Outlook: Crude and diesel are seeing losses this morning while gasoline is holding marginal gains. The dollar index is trading at levels last seen in 2002, reflecting macroeconomic concern, and putting downward pressure on commodities. RBOB continues to show strength after seeing a significant drawdown in inventories last week. High diesel crack spreads have pushed refiners to produce more diesel, allowing gas inventories to accelerate lower. The summer driving season may add an additional 1.2 million bpd of demand if prices at the pump don’t push consumers away. With inventories already well below the 5-year average, we can expect retail prices to continue to set new records. Despite the pullback in crude this morning, bullish fundamentals continue to develop. OPEC+ members saw a significant loss in production in April production but were partially offset by a cut in their 2022 demand forecast. The IEA remains optimistic that increases in OPEC+ and US production will turn around and help replace losses seen in Russian supply.

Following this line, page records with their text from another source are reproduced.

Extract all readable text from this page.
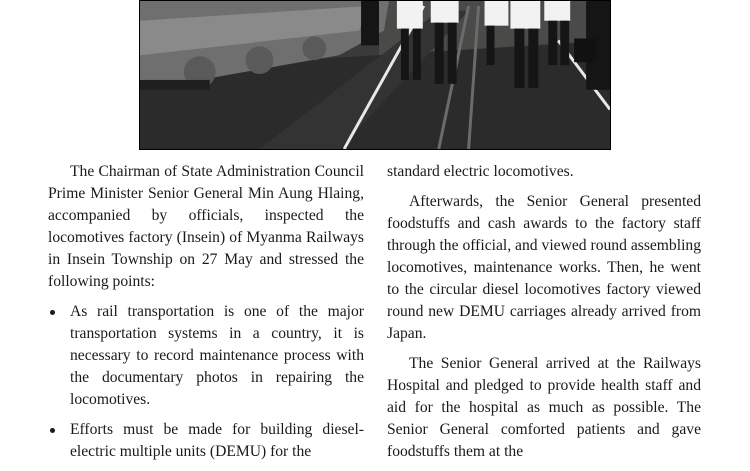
The Chairman of State Administration Council Prime Minister Senior General Min Aung Hlaing, accompanied by officials, inspected the locomotives factory (Insein) of Myanma Railways in Insein Township on 27 May and stressed the following points:

As rail transportation is one of the major transportation systems in a country, it is necessary to record maintenance process with the documentary photos in repairing the locomotives.
Efforts must be made for building diesel-electric multiple units (DEMU) for the

standard electric locomotives.

Afterwards, the Senior General presented foodstuffs and cash awards to the factory staff through the official, and viewed round assembling locomotives, maintenance works. Then, he went to the circular diesel locomotives factory viewed round new DEMU carriages already arrived from Japan.

The Senior General arrived at the Railways Hospital and pledged to provide health staff and aid for the hospital as much as possible. The Senior General comforted patients and gave foodstuffs them at the
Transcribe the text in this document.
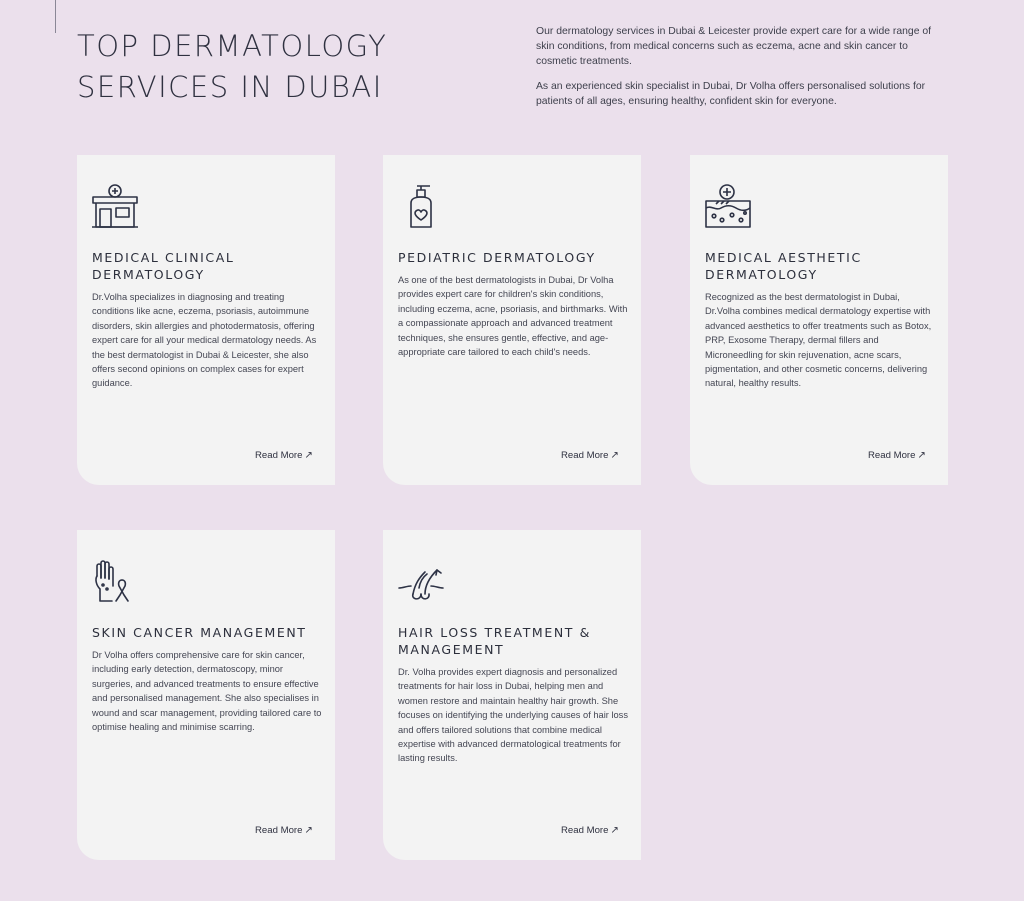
TOP DERMATOLOGY
SERVICES IN DUBAI

Our dermatology services in Dubai & Leicester provide expert care for a wide range of skin conditions, from medical concerns such as eczema, acne and skin cancer to cosmetic treatments.

As an experienced skin specialist in Dubai, Dr Volha offers personalised solutions for patients of all ages, ensuring healthy, confident skin for everyone.

MEDICAL CLINICAL DERMATOLOGY

Dr.Volha specializes in diagnosing and treating conditions like acne, eczema, psoriasis, autoimmune disorders, skin allergies and photodermatosis, offering expert care for all your medical dermatology needs. As the best dermatologist in Dubai & Leicester, she also offers second opinions on complex cases for expert guidance.

Read More ↗
PEDIATRIC DERMATOLOGY

As one of the best dermatologists in Dubai, Dr Volha provides expert care for children's skin conditions, including eczema, acne, psoriasis, and birthmarks. With a compassionate approach and advanced treatment techniques, she ensures gentle, effective, and age-appropriate care tailored to each child's needs.

Read More ↗
MEDICAL AESTHETIC DERMATOLOGY

Recognized as the best dermatologist in Dubai, Dr.Volha combines medical dermatology expertise with advanced aesthetics to offer treatments such as Botox, PRP, Exosome Therapy, dermal fillers and Microneedling for skin rejuvenation, acne scars, pigmentation, and other cosmetic concerns, delivering natural, healthy results.

Read More ↗
SKIN CANCER MANAGEMENT

Dr Volha offers comprehensive care for skin cancer, including early detection, dermatoscopy, minor surgeries, and advanced treatments to ensure effective and personalised management. She also specialises in wound and scar management, providing tailored care to optimise healing and minimise scarring.

Read More ↗
HAIR LOSS TREATMENT & MANAGEMENT

Dr. Volha provides expert diagnosis and personalized treatments for hair loss in Dubai, helping men and women restore and maintain healthy hair growth. She focuses on identifying the underlying causes of hair loss and offers tailored solutions that combine medical expertise with advanced dermatological treatments for lasting results.

Read More ↗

- OPEC+ compliance rate jumped to 221% in April, reducing output by 718,000 bpd.
- OPEC cut its global demand forecast by 210,000 bpd for 2022.
- The IEA said it expects increased production by the US and OPEC+ will help ease the impact of reductions in Russian supply.
- Russia’s oil revenue is up 50% this year according to the IEA.
- The IEA suggests Russian production last month was 1 million bpd.
- The EIA reported a build in crude stocks of 8.4 million barrels for last week.
- The SPR fell by a record 7.9 million barrels last week.
- Crude exports fell by 695,000 bpd last week.
- US oil production fell by 100,000 barrels for 11.8 million barrels last week.
- The US dollar index is trading at multi-decade highs putting downward pressure on commodities.
- As of 8:15 am CST: Brent crude oil down $1.70 to $105.81, US dollar index down $0.559 to 104.401 while the nearby e-mini S&P 500 futures contract is down 29.00 to 3901.00.
- The EIA reported a 914,000 barrel draw in diesel stocks for last week.
- Diesel exports grew by 168,000 barrels last week.
- Diesel stocks are 31.3 million barrels below the 5-year average.
- The EIA reported a 3.6 million barrel draw in gasoline stocks for last week.
- Gas exports grew by 106,000 barrels while imports fell by 430,000 barrels.
- Gas stocks are 12.4 million barrels below the 5-year average.
- Conway is trading at $1.2450. and Belvieu is trading at $1.2550.
- The EIA reported a larger than expected build of 3.4 million barrels yesterday.
- The US is exporting 50.4% of production as of 5/11.
- Total US demand rose by 1.07 Bcf/d yesterday to 86.2 Bcf/d.
- Russia has reduced gas flow to Germany by 3%.
- The EIA is expected to report an injection of 74 Bcf.
- The 5-year injection average for this week is 82 Bcf.
OPEC+ Production: OPEC’s production fell by 718,000 bpd to 37.32 million bpd in April as members continue to struggle to meet targets. Significant losses came from Russia: down 890,000 bpd and Kazakhstan: down 187,000 bpd.